Let’s call her “Dotty.”
She looks like a pretty average, stereotypical even, high school sophomore. But she’s not. She’s probably one of the most incredible young women I’ve met yet.
By age 15, this girl has seen more in her life than many can say they’ve seen in a lifetime. Especially looking at where she’s grown up, her life has been quite atypical than those of her peers.
DOTTY
AGE: 15
RACE: white
HAIR COLOR: dark blonde
EYE COLOR: blue
BODY TYPE: average to thin
OTHER FEATURES: braces, pierced nosed, many other piercings in her ears including gauges.
Sounds pretty stereotypical for a suburban school in this area.
What makes Dotty atypical is her background and her personality…in addition to some other quirks and amazing characteristics.
Dotty is a remarkable writer. She has room to grow, of course, but who doesn’t? She writes from her soul. The words on the page are beyond her 15/16 years. She writes about things that her peers and colleagues have only seen on television (‘Breaking Bad’, ‘Weeds’, ‘Law & Order: SVU’, and the like). She writes about her life, her past, her parents’ struggles, and her own. The level of self-awareness she achieves through her exceptional work is advanced past the point I think I could ever be.
She is able to articulate things in such a artful way that she says it without flat-out saying it.
She wrote about her emotional struggles, but never once said she was battling depression. The only reason I know is because she’s told me.
She wrote about her eating disorder, but wrote from the perspective of her friend to convey the fact that she just wanted to be listened to, not lectured. I would have never known if she didn’t preface my reading it with her explanations.
She wrote about growing up with her dad whose residence was described as if right out of a film. ‘Cocaine’ in her words was ‘snow’, ‘entangled in the carpet of the hallway.’
She wrote about her insecurities, the reason for wanting to control her weight, of all things, in a life where just about everything else is out of her control. It’s not because she’s fat, it’s because she’s scared. She, like most other teenage girls, is fearful of her own self-loathing. Something she made clear through personification of the fear, itself.
She smiles–everyday.
She laughs and chats with her peers and friends around her while in class.
She is very open to Frenchie and me when she wants us to read something. Usually that something is an extra piece of writing in which she expresses her deepest emotions and worries.
She is incredibly intelligent, incredible with words, and outrageously insightful.
Everything Dotty does is purposeful. It’s all very logically though-out, even the illogical.
She always has a reason.
Dotty is beyond her years.
She knows what she’s doing, and she sees ways out no matter how deep she gets.
Why am I writing about Dotty?
Because she’s amazing. And in an odd way, I look up her. I aspire to be as strong as she is–not just for a 15 year old, but as a person–as a young woman in today’s world.

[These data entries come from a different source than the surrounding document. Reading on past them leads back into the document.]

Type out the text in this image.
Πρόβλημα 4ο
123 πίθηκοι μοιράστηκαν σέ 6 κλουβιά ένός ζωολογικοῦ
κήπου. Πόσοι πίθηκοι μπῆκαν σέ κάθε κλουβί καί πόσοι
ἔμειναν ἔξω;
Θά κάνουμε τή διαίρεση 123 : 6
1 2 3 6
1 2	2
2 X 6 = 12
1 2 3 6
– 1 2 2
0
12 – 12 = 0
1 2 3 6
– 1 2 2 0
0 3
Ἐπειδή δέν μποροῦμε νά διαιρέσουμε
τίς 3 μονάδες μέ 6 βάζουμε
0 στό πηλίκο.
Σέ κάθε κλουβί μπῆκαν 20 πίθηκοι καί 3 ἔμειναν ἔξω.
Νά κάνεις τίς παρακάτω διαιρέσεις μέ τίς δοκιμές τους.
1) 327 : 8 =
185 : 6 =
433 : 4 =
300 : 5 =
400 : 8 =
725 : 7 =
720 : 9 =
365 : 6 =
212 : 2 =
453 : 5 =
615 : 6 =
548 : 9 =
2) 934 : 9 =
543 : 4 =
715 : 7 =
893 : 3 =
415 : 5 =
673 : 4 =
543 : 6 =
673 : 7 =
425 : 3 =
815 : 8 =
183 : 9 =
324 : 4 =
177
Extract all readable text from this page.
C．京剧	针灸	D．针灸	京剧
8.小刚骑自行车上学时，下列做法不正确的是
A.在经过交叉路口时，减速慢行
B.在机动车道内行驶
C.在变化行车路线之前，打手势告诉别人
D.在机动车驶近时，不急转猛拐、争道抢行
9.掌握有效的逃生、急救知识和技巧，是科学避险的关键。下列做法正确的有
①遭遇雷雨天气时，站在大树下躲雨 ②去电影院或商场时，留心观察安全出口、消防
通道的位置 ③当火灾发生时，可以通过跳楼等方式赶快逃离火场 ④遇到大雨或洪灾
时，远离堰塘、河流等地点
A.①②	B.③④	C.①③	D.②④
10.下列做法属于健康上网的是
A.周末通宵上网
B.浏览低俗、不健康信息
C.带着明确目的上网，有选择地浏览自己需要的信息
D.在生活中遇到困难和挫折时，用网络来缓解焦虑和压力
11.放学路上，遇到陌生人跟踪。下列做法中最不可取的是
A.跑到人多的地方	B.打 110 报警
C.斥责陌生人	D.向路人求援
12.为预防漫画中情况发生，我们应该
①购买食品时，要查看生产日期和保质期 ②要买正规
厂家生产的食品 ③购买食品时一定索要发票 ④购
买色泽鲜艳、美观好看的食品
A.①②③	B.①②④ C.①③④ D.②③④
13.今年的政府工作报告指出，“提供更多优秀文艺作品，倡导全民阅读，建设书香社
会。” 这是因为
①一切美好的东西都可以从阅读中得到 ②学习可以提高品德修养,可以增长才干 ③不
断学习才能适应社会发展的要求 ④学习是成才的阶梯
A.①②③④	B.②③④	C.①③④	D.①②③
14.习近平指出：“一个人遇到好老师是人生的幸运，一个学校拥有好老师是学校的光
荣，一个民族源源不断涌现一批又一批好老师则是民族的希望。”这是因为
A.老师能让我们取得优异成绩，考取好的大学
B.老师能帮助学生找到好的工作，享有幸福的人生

Dotty’s going places. Despite her upbringing and the trouble her early life has shown her.
Dotty’s gonna make something of herself.
I can see it in her eyes. I see her determination to succeed and be amazing when she smiles.
She’s excitable and it gives me hope for her, for myself, and for the future of the country.
There are so many amazing young men and women out there like Dotty.
It just takes one compliment to spark that light behind their eyes.